By Ginna Parsons
TUPELO – I got an e-mail this week from Charles Skinner of Camp&S Landscape Construction Inc. about “crape murder,” the practice of butchering, instead of pruning, the beautiful flowering trees so prevalent in our area.
Charles gave a presentation recently to some folks in the Joyner neighborhood and he was wondering if I would pass on some pruning tips he’s compiled to readers, which I’m happy to do. Also, if you’d like to see a video about pruning crape myrtles, check out http://msucares.com/gardenvnideos/videos/january/crepe.mp4 or catch our Spring Home Lawn and Garden special section, which will print in the Daily Journal on Thursday.
Here are Charles’ tips.
n Do prune when the tree is dormant, just before bud break, in the late winter or early spring, but only if the sap is not frozen. The best time to prune is January through April. Pruning between August and December has been shown to significantly reduce the cold hardiness of crape myrtles, increasing the risk of killing the tree during winter.
n Do remove broken, dead and crossed limbs. Remove suckers at the base of the tree and at the trunk.
n Do limb up the tree, by pruning off the side branches, if a tree form is desired, instead of a rounded shrubby shape. Try to do this before limbs get bigger around than a pencil, to avoid leaving a scar. Small cuts do less damage to the tree than large cuts, and heal more quickly as well.
n Do limit pruning to no more than 25 percent of the live branches in a single year. If necessary, prune neglected plants over a period of years to obtain the desired appearance.

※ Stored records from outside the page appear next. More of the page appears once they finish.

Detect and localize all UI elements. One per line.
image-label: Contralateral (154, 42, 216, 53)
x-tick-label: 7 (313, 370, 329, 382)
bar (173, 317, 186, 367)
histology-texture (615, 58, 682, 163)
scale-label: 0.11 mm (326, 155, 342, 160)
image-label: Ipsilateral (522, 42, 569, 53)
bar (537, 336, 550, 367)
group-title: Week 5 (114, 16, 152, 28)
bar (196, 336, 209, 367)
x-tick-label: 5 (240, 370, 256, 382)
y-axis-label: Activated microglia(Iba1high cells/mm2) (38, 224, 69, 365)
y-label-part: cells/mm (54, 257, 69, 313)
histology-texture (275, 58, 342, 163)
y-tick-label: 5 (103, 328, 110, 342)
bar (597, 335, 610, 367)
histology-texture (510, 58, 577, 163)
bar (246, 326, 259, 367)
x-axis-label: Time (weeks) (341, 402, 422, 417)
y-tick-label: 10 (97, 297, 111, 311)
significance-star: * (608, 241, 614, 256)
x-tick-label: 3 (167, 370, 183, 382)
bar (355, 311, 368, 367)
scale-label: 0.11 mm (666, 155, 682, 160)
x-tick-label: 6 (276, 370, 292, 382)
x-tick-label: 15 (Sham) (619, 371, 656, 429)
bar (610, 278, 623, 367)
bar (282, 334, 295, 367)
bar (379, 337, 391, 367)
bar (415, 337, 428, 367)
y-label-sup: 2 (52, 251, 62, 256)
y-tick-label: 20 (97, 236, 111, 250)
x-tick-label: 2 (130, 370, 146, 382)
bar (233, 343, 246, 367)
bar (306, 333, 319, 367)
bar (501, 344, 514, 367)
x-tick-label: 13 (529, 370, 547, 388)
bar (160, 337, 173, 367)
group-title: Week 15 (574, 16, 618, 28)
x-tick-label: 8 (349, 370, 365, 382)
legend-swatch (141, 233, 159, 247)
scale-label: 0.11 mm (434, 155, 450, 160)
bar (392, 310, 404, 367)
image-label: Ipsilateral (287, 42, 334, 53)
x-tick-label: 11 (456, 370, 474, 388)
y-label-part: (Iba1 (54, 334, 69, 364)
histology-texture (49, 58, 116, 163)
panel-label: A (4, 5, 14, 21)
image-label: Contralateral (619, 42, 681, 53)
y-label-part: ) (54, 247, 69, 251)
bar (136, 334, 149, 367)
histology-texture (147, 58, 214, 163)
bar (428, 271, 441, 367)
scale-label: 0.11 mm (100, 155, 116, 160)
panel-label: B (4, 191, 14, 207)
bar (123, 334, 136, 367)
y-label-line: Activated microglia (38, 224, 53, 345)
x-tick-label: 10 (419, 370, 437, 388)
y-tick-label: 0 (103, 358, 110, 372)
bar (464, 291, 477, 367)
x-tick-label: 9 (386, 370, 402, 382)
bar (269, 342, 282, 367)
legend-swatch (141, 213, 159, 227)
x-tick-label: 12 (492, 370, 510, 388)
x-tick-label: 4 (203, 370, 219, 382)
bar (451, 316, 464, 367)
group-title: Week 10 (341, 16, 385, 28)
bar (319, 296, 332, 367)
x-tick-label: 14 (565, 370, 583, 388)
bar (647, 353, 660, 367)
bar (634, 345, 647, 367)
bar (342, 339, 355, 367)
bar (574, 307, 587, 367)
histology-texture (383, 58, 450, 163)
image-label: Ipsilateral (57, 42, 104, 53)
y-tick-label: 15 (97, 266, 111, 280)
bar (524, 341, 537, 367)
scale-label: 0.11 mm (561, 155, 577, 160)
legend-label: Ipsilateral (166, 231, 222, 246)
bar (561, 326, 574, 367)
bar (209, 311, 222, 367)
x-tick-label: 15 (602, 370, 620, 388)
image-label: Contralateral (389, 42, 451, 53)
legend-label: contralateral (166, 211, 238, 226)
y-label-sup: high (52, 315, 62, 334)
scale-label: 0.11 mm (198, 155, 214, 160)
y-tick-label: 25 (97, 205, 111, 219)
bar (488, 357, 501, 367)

n Do know that excessive pruning does not induce heavier flowering, but rather reduces it, due to the removal of significant plant carbon and nutrient reserves. Do encourage repeat flowering (if desired, and if you can reach) on cultivars that bloom in May/June, by removing seed heads just as they are forming. Leave the late summer seed heads from all varieties to fall naturally, as pruning these in late summer or fall reduces cold hardiness.
n Do refrain from pruning if in doubt. Under-pruning is easy to correct; over-pruning causes permanent damage.
n Don’t “top” the tree or “round over” the shrub by sawing off all the branches except the main trunks. Topping is perhaps the most harmful pruning practice known, according to the International Society of Arboriculture. Topping can cause immediate dieback and/or the growth of a “broom” or “pom pom”, which are long thin shoots that are grown from just under the bark. These are poorly attached and easily broken off, and a very dense “broom” can cause the tree to topple in high winds. Additionally, topping lowers the life expectancy of a tree by at least one-third and destroys its beauty.
n Don’t “pollard” the crape myrtle. This pruning method, along with “topping”, is called “Crape Murder” by Steve Bender, Southern Living magazine’s senior garden writer. Pollarding involves cutting off all the previous year’s branches to a “knuckle” or “knob” at or close to the main trunks. This type of pruning produces similar stresses to that of “topping”, including a shorter life span and an ugly tree silhouette before leaf-out. Some Southern cities, such as Charlotte, N.C., have ordinances against this type of pruning because it costs extra money for “unnecessary” pruning, it makes the tree unattractive while dormant, and it costs money to replace the trees more frequently. It is better to purchase appropriately sized cultivars to begin with or to relocate a tree if it gets too large for the site. (Crape myrtles are very resilient and tough, and are fairly easy to move.)
Renovating a mess
n Let a “murdered” tree with large diameter trunks (1-inch caliper or more) grow out for a season, and in early the following spring, select one, two or possibly three dominant branches per trunk to grow out over time. Prune off smaller side branches, taking out no more than 25 percent of the live branches in a single year. You may need to prune side branches over several years to allow the tree form to develop and to allow evidence of the big cuts to grow over.
n Smaller-trunked trees that need corrective pruning can be cut flush with the ground in early spring, and an odd number of trunks (3, 5 or 7) allowed to regrow in the natural tree form.